In the end the decision is clearly for a book that is little known but none the less interesting: "Der Ursprung gemeynner Berckrecht" by Johann Haselberg, which in all likelihood was printed between 1535 and 1538. The book is a compilation of mining texts from the 13th to the 16th centuries, which includes among other works Ulrich Rülein von der Calw's Bergbüchlein and the Freiberger Bergrecht B, a glossary of mining terms, as well as the famous Annaberger Bergordnung (mining law regulations) of 1509 with its additions up to 1536.

We don't know very much about Haselberg himself. He presumably hailed from the Catholic southwest of the Empire and he probably also studied at the University, but precise information about him is sparse. One thing is certain: he was an early modern jack-of-all-trades: a traveling scholar, translator, author and publisher who wrote and edited some 36 books between 1515 and 1539 on historical, literary and Biblical topics, including a novel with the splendid title Wie die Ritterbrüder des Purpelschen ordens mit grossen Schlachten und stürmen ir Ritterschafft erhaltent from 1533 and Der Ursprung gemeynner Berckrecht, the first edition of texts on mining law.
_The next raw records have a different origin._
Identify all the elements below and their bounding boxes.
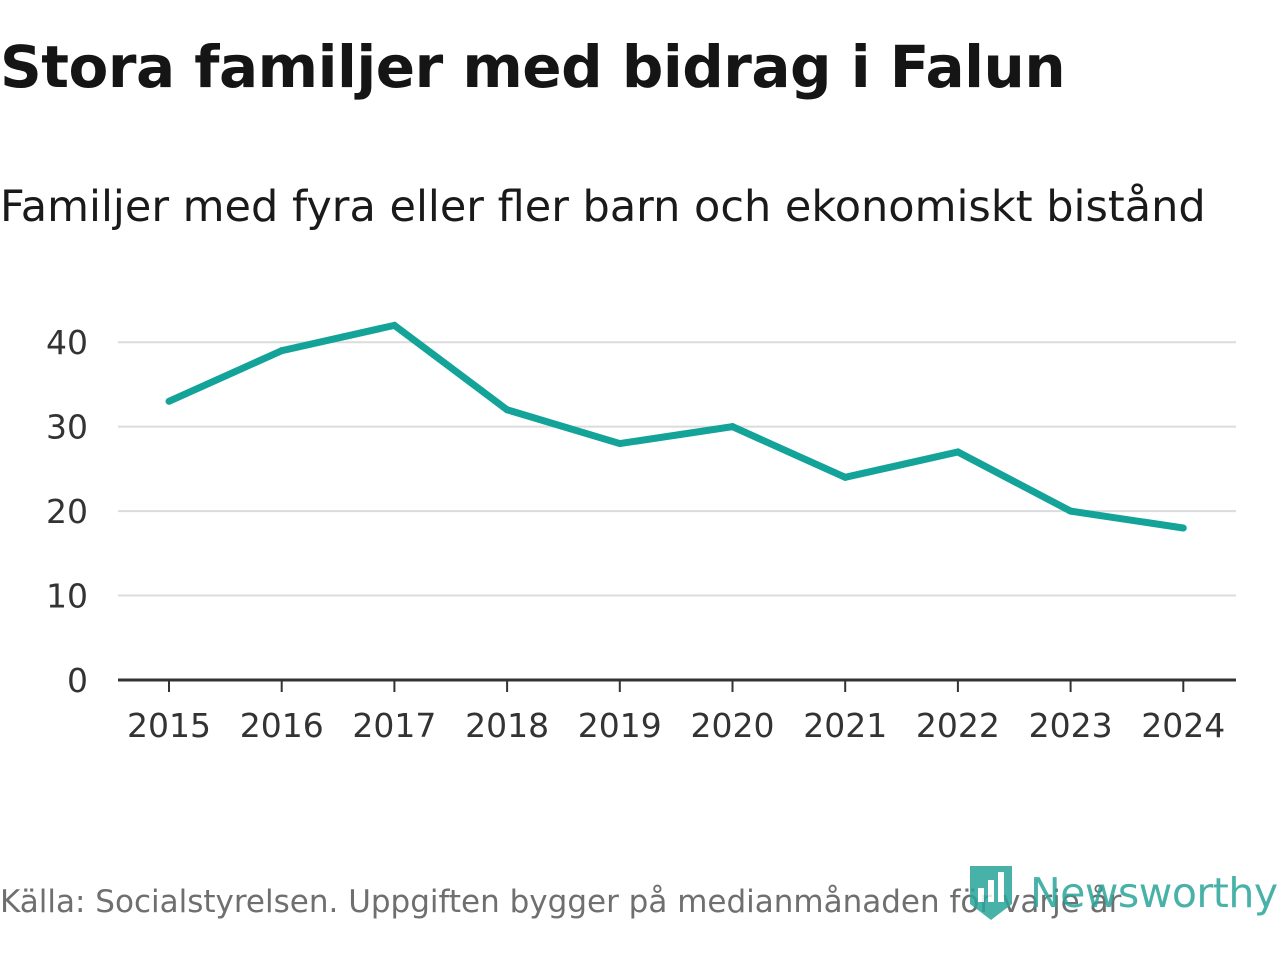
x-tick-label: 2021 [803,706,887,745]
data-point-2017 [390,321,398,329]
x-axis-labels: 2015 2016 2017 2018 2019 2020 2021 2022 2023 2024 [127,706,1225,745]
brand-name: Newsworthy [1030,869,1278,917]
chart-subtitle: Familjer med fyra eller fler barn och ek… [0,182,1206,232]
data-point-2024 [1179,524,1187,532]
series [165,321,1187,532]
brand-logo: Newsworthy [966,862,1278,924]
data-point-2015 [165,397,173,405]
x-tick-label: 2020 [691,706,775,745]
x-axis [118,678,1236,692]
y-tick-label: 20 [46,492,88,531]
x-tick-label: 2022 [916,706,1000,745]
series-line [167,321,1184,532]
gridlines [118,341,1236,597]
x-tick-label: 2016 [240,706,324,745]
data-point-2022 [954,448,962,456]
data-point-2019 [616,440,624,448]
x-tick-label: 2015 [127,706,211,745]
x-tick-label: 2017 [352,706,436,745]
y-tick-label: 10 [46,577,88,616]
y-tick-label: 30 [46,408,88,447]
source-note: Källa: Socialstyrelsen. Uppgiften bygger… [0,884,1122,920]
data-point-2021 [841,473,849,481]
y-axis-labels: 0 10 20 30 40 [46,323,88,700]
newsworthy-logo-icon [970,866,1012,920]
data-point-2016 [278,347,286,355]
x-tick-label: 2024 [1141,706,1225,745]
chart-title: Stora familjer med bidrag i Falun [0,33,1066,101]
y-tick-label: 0 [67,661,88,700]
data-point-2020 [729,423,736,431]
data-point-2018 [503,406,511,414]
y-tick-label: 40 [46,323,88,362]
x-tick-label: 2018 [465,706,549,745]
x-tick-label: 2019 [578,706,662,745]
data-point-2023 [1067,507,1075,515]
x-tick-label: 2023 [1029,706,1113,745]
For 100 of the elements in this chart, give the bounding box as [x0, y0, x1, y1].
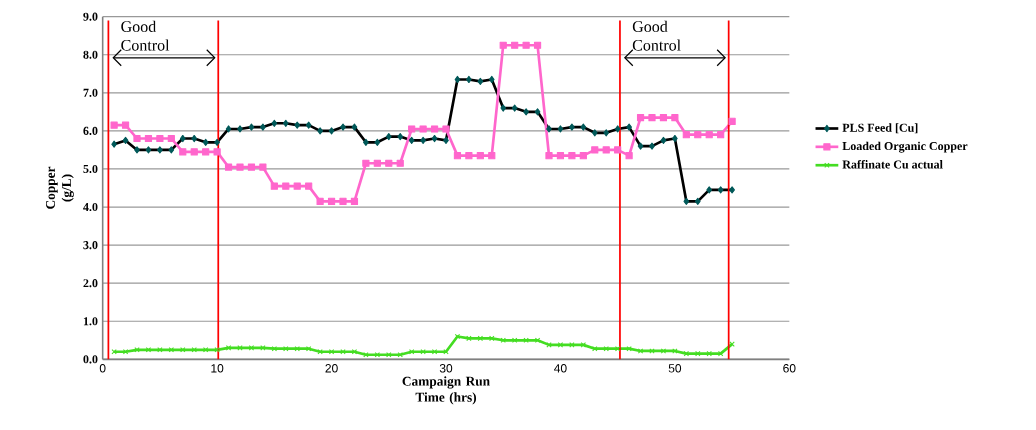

Unlike authors such as Ulrich Rülein von der Calw or Georg Agricola, Haselberg was interested in mining not so much from his own experience as for economic reasons. Small books such as Der Ursprung gemeynner Berckrecht, which comprised 44 leaves, were inexpensive and available in the handy quarto format. Unfortunately, we know very little about the number of copies printed or the book's price. David Conolly, who probably knows more about the book than anyone else, starts from the assumption that "best sellers" in the 16th century had a print run of between 1000 and 1500 copies and reckons that the print run for Haselberg's book was probably in the upper range. Conolly counted 16 copies of the book that have survived, though he overlooked the copy in the Iron Library. That's one of the reasons for declaring this volume as a "favorite book".

But what about the readership? The timing of publication in the late 1530s could not have been more propitious. The major mining areas in the Harz or the Erzgebirge had certainly passed their peak, but wealthy investors and adventure-seeking prospectors could still hope for rich pickings and large yields. So there was a lively interest in mining publications and books on mining law, of which Haselberg's was the first.

The owner of the Iron Library's copy made extensive use of the book, covering almost every page with hand-written references, notes and remarks. The small volume in the Iron Library thus reflects a phenomenon that is not always apparent – how were such books used at the time? The Ursprung gemeynner Berckrecht is a compilation of texts from different periods and was not meant to be read from cover to cover. The reader would have used it as a reference work for study. And that's exactly what the unknown owner of our volume did in the 16th century: He cross-referenced various legal provisions in the mining codes, added some of his own entries to the index of mining terms and noted additional legal statutes for various areas of the mining industry.

Of course, we can't draw any conclusions from this about the general practice of reading such books for utilitarian purposes, but this small volume with its notes and remarks makes it clear how important knowledge was in the early modern age of mining.

Whereas the magnificent and correspondingly expensive folio editions of De Re Metallica with their beautiful illustrations were intended for an exclusive audience that was not necessarily involved in mining and were collected for their intrinsic value, popular publications such as Der Ursprung gemeynner Berckrecht were aimed at a broader audience probably active in the mining industry and were of a more practical nature, though their use and in particular their audience remain unknown as a rule. Thanks to the copy preserved in the Iron Library we can at least gain an impression, as hazy as it may be, of how such books were received and used by their contemporary readership. There could be no better reason for choosing a favorite book!